Relating scratch resistance to injection molding-induced morphology of polypropylene

• Published in: Journal of applied polymer science Vol. 120; no. 1; pp. 141 - 147
• Main Authors: Kobayashi, Yutaka, Otsuki, Yasuhiko, Kanno, Hiroaki, Hanamoto, Yasuhiro, Kanai, Toshitaka
• Format: Journal Article
• Language: English
• Published: Hoboken Wiley Subscription Services, Inc., A Wiley Company 05.04.2011; Wiley; Wiley Subscription Services, Inc
• Subjects: Applied sciences; Crystallinity; Crystals; Exact sciences and technology; Frozen; Injection molding; Injection moulding; Machinery and processing; Materials science; microdeformation; Molds; Morphology; Moulding; Plastics; poly(propylene); Polymer industry, paints, wood; Polymers; Polypropylenes; Scratch resistance; Technology of polymers; Microdeformation; morphology; Propylene polymer; Temperature effect; Mechanical properties; poly(propylene); Crystallinity; Experimental study; Structure processing relationship; Score strength; Injection molding; Organic phosphate; Olefin polymer; Property structure relationship; Crystal morphology; Nucleating agent; Polymorphism
• ISSN: 0021-8995; 1097-4628; 1097-4628
• DOI: 10.1002/app.33142

The relationship between the scratch resistance and the injection molding-induced morphology of polypropylene (PP) was investigated.
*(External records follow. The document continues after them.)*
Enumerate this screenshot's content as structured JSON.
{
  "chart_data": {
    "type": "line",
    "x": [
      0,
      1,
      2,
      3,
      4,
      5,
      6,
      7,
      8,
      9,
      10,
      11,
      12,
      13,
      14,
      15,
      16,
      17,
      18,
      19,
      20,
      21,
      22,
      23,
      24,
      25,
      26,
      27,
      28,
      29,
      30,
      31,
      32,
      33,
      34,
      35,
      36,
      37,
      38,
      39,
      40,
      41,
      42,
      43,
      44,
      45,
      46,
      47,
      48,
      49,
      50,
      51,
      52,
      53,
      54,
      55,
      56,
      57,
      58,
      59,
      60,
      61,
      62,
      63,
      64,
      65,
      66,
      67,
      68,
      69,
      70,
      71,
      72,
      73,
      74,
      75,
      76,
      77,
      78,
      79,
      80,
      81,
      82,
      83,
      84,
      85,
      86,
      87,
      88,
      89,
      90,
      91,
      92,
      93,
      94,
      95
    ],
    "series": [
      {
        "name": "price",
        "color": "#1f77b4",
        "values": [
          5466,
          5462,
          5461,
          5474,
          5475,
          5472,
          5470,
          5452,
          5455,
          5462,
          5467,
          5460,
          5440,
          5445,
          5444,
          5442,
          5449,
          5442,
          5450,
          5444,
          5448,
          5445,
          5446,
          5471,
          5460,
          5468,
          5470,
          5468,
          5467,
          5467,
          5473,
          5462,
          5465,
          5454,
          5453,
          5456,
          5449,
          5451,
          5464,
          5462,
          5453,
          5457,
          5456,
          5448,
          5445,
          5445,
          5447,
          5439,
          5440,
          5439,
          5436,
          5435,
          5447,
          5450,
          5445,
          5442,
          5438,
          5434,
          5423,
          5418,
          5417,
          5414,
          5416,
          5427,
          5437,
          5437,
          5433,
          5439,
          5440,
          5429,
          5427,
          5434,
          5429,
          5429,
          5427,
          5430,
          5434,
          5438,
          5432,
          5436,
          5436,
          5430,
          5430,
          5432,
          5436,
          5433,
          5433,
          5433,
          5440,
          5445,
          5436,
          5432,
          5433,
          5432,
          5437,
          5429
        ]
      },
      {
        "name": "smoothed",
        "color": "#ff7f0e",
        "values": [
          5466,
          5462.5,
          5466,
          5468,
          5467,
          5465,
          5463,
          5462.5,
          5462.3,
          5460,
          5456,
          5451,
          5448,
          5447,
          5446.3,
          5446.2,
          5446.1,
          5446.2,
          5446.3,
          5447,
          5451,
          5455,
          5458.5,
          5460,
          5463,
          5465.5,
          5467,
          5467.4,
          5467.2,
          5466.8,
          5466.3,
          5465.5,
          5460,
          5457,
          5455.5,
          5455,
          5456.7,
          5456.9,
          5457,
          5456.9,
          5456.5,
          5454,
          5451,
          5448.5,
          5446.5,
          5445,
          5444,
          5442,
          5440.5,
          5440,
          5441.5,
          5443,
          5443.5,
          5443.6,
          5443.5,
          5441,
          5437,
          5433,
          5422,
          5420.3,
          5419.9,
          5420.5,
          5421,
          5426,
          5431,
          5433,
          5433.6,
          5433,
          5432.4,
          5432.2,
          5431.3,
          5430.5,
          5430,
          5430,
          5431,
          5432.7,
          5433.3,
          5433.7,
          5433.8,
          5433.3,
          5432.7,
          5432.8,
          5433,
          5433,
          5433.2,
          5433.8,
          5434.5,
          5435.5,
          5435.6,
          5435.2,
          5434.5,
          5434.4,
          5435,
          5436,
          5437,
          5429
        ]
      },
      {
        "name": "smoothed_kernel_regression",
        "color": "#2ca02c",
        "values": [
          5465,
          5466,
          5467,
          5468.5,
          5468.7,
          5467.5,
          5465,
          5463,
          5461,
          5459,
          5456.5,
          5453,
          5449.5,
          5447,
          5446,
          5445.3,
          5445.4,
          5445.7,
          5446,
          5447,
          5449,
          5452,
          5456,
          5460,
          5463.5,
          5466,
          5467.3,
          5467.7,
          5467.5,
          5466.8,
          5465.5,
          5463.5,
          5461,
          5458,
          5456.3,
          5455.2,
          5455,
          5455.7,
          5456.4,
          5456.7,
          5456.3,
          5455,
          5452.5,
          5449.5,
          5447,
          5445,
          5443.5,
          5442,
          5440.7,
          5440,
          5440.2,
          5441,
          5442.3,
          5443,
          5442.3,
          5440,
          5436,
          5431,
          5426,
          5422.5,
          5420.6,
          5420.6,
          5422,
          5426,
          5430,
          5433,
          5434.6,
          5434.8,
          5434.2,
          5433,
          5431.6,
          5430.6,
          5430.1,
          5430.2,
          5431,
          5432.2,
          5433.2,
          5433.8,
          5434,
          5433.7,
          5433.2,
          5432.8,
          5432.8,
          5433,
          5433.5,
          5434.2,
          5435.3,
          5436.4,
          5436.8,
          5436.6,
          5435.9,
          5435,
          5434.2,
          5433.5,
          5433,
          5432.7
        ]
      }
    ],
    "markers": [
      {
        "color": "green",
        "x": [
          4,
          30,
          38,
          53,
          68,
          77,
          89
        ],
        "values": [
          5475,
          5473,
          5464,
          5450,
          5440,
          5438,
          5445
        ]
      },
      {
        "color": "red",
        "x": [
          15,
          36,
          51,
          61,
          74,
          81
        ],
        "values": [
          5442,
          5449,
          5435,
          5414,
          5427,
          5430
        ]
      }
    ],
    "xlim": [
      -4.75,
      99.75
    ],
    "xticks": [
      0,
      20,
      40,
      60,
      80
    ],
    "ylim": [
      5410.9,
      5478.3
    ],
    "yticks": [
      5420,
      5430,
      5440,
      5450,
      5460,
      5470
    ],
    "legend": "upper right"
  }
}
The crystal structure near the surface was controlled by the mold temperature and the doping of a nucleating agent (NA). Although α- and β-NA were used to improve the scratch resistance of PP that was molded at a mold temperature of 40°C, both of the NAs only slightly affected the scratch resistance due to low crystallinity at the surface. When the mold temperature was increased, the skin layer became thin and a β-form crystal formed. Plastic deformation under the scratch was limited in the frozen layer. Consequently, the thickness of the frozen layer (which had low crystallinity) had the predominant effect on the scratch resistance in comparison to the polymorphism differences. The crystal morphology was analyzed with synchrotron micro-beam wide angle X-ray diffraction and Fourier transform infrared spectroscopy.